I have all sorts of things I want to share, and have begun several times to begin that process.  In the midst of it all, we have been hit with a crisis of pretty major proportions.   I wrote this on Facebook today, and am so grateful for all of the prayer support the post has generated.  But I want to share with all of you as well.  

Dwight had an endoscopy Thursday, and that night he began vomiting and was sick all night long.  We called the doc, who prescribed nausea meds, thinking it was the flu.  Turns out there seems to be a direct connection between the confluence of the two issues.  He was sick for Friday and Saturday, but we just thought he was fighting a bug.  A big bad bug.  This morning, I was unable to help him up from the floor, where he had tried to crawl and get something from his dresser drawer (the girls were at the house, I was getting them ready for church, I had closed his door, and couldn't hear him calling me).  I felt like the worse wife ever!  I couldn't get him up, so told him I was calling an ambulance.  He said (true Bronco fan that he is), "not until after the game."  I think he's going to be glad he missed this one after all.  The ambulance, fire truck, and another vehicle arrived with siren blaring, lights flashing.  Quite a lot of commotion for our cul de sac.  The girls were traumatized, to say the least.  But they were all so kind to the kids. 

He is a very very sick guy.  He not only has pneumonia, but is septic (blood infection), and the lung doc just told me he could experience kidney failure, permanent or temporary.  This is just all so unbelievable.  I am so thankful for this network of prayer warriors!   

I am also so thankful for this amazing unit at this hospital.  He is getting top notch care.  Keep praying, please!

While you're at it, please pray for Kristen as well.  Just when things are starting to come together for her and her future, she had 5 miles removed.  (The fact that we have been trying to get her to get the largest one looked at for years now is something I have to let go).  She got a call from the pathologist at 8:00 Friday evening - which to me was a bit ominous.  The only word she understood was "melanoma", which is what my fear has been.  She has to see a specialist, and will be calling that office tomorrow - I suspect it is an oncologist.

I will try to keep you updated.  

Sunday, September 09, 2012

Hello.o.o.o.o.o.!! Anybody still out there???

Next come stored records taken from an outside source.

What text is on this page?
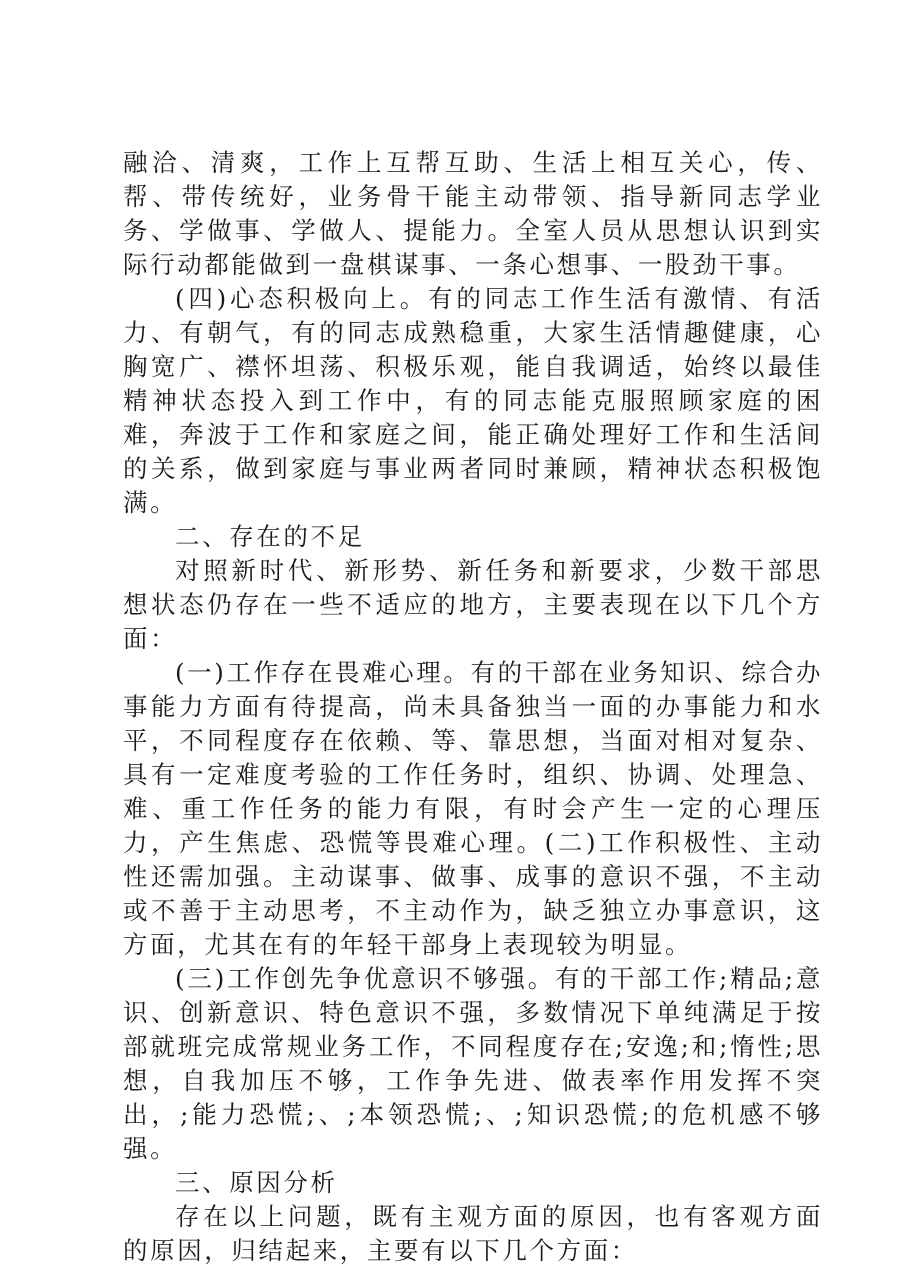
融洽、清爽，工作上互帮互助、生活上相互关心，传、帮、带传统好，业务骨干能主动带领、指导新同志学业务、学做事、学做人、提能力。全室人员从思想认识到实际行动都能做到一盘棋谋事、一条心想事、一股劲干事。

(四)心态积极向上。有的同志工作生活有激情、有活力、有朝气，有的同志成熟稳重，大家生活情趣健康，心胸宽广、襟怀坦荡、积极乐观，能自我调适，始终以最佳精神状态投入到工作中，有的同志能克服照顾家庭的困难，奔波于工作和家庭之间，能正确处理好工作和生活间的关系，做到家庭与事业两者同时兼顾，精神状态积极饱满。

二、存在的不足

对照新时代、新形势、新任务和新要求，少数干部思想状态仍存在一些不适应的地方，主要表现在以下几个方面：

(一)工作存在畏难心理。有的干部在业务知识、综合办事能力方面有待提高，尚未具备独当一面的办事能力和水平，不同程度存在依赖、等、靠思想，当面对相对复杂、具有一定难度考验的工作任务时，组织、协调、处理急、难、重工作任务的能力有限，有时会产生一定的心理压力，产生焦虑、恐慌等畏难心理。(二)工作积极性、主动性还需加强。主动谋事、做事、成事的意识不强，不主动或不善于主动思考，不主动作为，缺乏独立办事意识，这方面，尤其在有的年轻干部身上表现较为明显。

(三)工作创先争优意识不够强。有的干部工作;精品;意识、创新意识、特色意识不强，多数情况下单纯满足于按部就班完成常规业务工作，不同程度存在;安逸;和;惰性;思想，自我加压不够，工作争先进、做表率作用发挥不突出，;能力恐慌;、;本领恐慌;、;知识恐慌;的危机感不够强。

三、原因分析

存在以上问题，既有主观方面的原因，也有客观方面的原因，归结起来，主要有以下几个方面：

Hey, out there!  Anybody remember me?  I am so sorry to have dropped off the face of the earth (except for those of you who are Facebook friends and have kept up with my crazy life).  I really don't want to quit this spot entirely, but have not had the inspiration necessary to make it happen in the last 3 months. 

I missed my 6 year bloggiversary in June.  So much has happened since I wrote last that I don't know where to start.  I keep thinking of things I want to tell all of you dear friends (if I have any left!), but haven't had the energy to sit down and make it happen.

Hopefully, if I hear from you guys that anybody is still interested, I will try to write once in awhile again.  In the meantime, let me know if there's anybody still out there, okay??

Just to whet your appetite for more twin stories:

Sunday, May 27, 2012

Conversations with Two Fours

Four year olds can be so much fun, or not.  But when they are, they really are.  Lately our conversations (or theirs, as I listen in) have been the kind that need to be remembered.  Thus, this post, for myself.  You can listen in, if you please.

We were driving past the lake in the middle of our town, which is really low right now.  I commented on it, more or less to myself.  They discussed the situation at length, and alas I forgot to write it down as soon as I could.  But later that day, we were driving again, and had been following a truck with a large opaque container of liquid, probably chemicals, sloshing back and forth.  After following it for several miles, suddenly Katie piped up:  "I see a truck with water in it.  I think it's taking water to the lake so the beach won't be so down."

Another day one of them commented on a pretty tree that looks "like broccoli."

The logic of their little minds astounds me at times.  It had rained during the night, and on the way to take the big girls to school, my tires spun a bit as I was leaving a stop sign.  Again, I believe it was Katie who said, "That must be because of the rain on the street."  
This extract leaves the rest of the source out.